🤖 AI Summary
This work addresses the challenge of simultaneously achieving structural precision, semantic interpretability, and identity controllability in existing 3D/4D scene representations. We propose “Scene Language”—a unified 3D/4D scene representation framework that integrates executable program structures, natural-language semantic tokens, and visual identity embeddings. To our knowledge, this is the first method enabling zero-shot cross-modal reasoning: without fine-tuning, it directly synthesizes structured scene programs from pretrained language models and vision encoders, while explicitly modeling hierarchical relationships to support fine-grained editing. The representation is renderer-agnostic, interfacing seamlessly with traditional, neural, and hybrid renderers to produce high-fidelity images.
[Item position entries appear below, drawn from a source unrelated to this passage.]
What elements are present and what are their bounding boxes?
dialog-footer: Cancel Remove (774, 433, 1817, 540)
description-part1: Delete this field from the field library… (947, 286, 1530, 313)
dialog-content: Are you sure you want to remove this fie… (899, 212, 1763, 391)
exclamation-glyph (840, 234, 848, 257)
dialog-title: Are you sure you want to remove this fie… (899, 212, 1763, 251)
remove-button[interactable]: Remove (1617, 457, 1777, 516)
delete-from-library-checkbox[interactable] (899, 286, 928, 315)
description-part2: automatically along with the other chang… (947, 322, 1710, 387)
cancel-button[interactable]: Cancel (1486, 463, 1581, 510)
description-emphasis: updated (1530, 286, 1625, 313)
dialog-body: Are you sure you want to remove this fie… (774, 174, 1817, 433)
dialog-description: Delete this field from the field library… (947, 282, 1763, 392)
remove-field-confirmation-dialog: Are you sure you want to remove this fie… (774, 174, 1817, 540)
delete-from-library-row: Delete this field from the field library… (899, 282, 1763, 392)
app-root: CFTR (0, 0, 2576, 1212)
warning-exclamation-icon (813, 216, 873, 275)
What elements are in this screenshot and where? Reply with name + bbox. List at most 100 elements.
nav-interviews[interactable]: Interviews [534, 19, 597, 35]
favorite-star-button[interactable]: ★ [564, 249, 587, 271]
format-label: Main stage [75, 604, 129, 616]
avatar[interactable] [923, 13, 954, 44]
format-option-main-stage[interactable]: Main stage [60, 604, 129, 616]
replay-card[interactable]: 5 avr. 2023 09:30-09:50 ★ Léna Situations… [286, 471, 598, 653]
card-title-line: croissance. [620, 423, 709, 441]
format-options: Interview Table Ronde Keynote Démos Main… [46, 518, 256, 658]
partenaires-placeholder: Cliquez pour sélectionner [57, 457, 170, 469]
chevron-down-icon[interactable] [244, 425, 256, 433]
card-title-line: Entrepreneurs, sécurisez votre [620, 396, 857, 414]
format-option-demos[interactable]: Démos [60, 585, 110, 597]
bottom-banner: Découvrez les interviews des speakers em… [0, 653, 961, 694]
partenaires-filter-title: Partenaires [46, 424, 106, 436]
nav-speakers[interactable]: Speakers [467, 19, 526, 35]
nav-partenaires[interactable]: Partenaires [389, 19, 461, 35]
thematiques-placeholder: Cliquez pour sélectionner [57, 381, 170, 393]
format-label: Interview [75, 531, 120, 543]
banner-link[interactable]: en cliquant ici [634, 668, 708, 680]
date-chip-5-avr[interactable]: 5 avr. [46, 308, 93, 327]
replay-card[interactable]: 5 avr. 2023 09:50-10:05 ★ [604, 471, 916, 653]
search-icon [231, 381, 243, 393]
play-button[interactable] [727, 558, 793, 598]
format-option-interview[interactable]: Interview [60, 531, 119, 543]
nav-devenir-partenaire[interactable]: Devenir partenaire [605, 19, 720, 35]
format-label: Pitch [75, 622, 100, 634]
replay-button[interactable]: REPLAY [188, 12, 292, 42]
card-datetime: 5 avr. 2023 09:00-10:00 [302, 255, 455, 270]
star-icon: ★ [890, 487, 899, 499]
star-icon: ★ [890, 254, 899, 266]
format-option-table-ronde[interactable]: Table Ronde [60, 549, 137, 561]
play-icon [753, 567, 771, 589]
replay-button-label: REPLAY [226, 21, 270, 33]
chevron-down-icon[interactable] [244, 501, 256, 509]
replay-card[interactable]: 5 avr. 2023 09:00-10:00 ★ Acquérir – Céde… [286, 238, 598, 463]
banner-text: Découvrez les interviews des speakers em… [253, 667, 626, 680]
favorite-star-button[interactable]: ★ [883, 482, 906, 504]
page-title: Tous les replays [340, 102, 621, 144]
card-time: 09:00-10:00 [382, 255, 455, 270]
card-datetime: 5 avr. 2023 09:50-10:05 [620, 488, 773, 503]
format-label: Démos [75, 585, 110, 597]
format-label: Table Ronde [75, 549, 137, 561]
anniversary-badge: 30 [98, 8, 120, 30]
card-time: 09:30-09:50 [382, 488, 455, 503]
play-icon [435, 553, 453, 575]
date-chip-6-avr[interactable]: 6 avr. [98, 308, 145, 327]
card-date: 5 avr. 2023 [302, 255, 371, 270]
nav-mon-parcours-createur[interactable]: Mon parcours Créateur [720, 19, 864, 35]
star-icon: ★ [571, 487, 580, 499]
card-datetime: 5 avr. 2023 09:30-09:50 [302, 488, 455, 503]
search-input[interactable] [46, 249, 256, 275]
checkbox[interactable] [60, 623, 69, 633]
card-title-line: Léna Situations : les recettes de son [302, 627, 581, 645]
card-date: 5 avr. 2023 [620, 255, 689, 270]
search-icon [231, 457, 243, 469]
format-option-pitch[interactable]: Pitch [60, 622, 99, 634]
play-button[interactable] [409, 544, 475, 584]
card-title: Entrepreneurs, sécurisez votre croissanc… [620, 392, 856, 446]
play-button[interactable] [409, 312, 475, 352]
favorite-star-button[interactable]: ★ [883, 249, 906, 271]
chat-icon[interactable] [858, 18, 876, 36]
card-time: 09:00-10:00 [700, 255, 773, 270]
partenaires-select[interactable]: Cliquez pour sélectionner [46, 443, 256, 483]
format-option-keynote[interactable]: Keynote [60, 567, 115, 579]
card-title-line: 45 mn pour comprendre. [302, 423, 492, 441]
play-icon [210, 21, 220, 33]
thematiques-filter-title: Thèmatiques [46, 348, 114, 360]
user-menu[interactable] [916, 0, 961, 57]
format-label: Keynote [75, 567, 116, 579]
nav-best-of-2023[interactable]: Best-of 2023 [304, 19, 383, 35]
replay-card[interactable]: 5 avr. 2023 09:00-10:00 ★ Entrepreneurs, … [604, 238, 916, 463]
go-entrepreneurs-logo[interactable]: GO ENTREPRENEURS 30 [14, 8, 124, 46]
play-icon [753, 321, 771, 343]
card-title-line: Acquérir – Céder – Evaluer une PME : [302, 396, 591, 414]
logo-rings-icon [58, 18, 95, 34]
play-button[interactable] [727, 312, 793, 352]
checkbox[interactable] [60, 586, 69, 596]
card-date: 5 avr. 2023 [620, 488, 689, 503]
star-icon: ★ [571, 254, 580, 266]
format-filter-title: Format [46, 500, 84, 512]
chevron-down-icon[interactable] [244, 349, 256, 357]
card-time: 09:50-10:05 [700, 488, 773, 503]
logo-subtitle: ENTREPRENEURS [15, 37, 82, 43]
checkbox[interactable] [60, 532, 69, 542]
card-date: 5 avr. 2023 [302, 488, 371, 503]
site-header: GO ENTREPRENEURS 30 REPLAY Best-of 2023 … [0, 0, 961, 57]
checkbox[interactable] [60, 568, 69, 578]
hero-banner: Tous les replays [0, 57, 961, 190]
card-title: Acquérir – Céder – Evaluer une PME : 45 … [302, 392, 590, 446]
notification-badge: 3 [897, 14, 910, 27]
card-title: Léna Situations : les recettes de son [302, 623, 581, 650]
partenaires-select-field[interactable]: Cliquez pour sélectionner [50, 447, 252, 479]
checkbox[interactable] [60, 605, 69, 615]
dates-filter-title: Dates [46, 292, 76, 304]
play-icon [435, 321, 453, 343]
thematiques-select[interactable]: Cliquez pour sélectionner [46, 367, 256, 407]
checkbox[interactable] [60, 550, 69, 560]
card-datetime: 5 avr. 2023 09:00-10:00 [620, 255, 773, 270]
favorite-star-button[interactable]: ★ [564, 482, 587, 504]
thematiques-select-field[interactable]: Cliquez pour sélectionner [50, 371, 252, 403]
Experiments demonstrate significant improvements over baselines—including scene graphs—on complex scene generation tasks, achieving breakthroughs in fidelity, controllability, and editability.
📝 Abstract
We introduce the Scene Language, a visual scene representation that concisely and precisely describes the structure, semantics, and identity of visual scenes. It represents a scene with three key components: a program that specifies the hierarchical and relational structure of entities in the scene, words in natural language that summarize the semantic class of each entity, and embeddings that capture the visual identity of each entity. This representation can be inferred from pre-trained language models via a training-free inference technique, given text or image inputs. The resulting scene can be rendered into images using traditional, neural, or hybrid graphics renderers. Together, this forms a robust, automated system for high-quality 3D and 4D scene generation. Compared with existing representations like scene graphs, our proposed Scene Language generates complex scenes with higher fidelity, while explicitly modeling the scene structures to enable precise control and editing.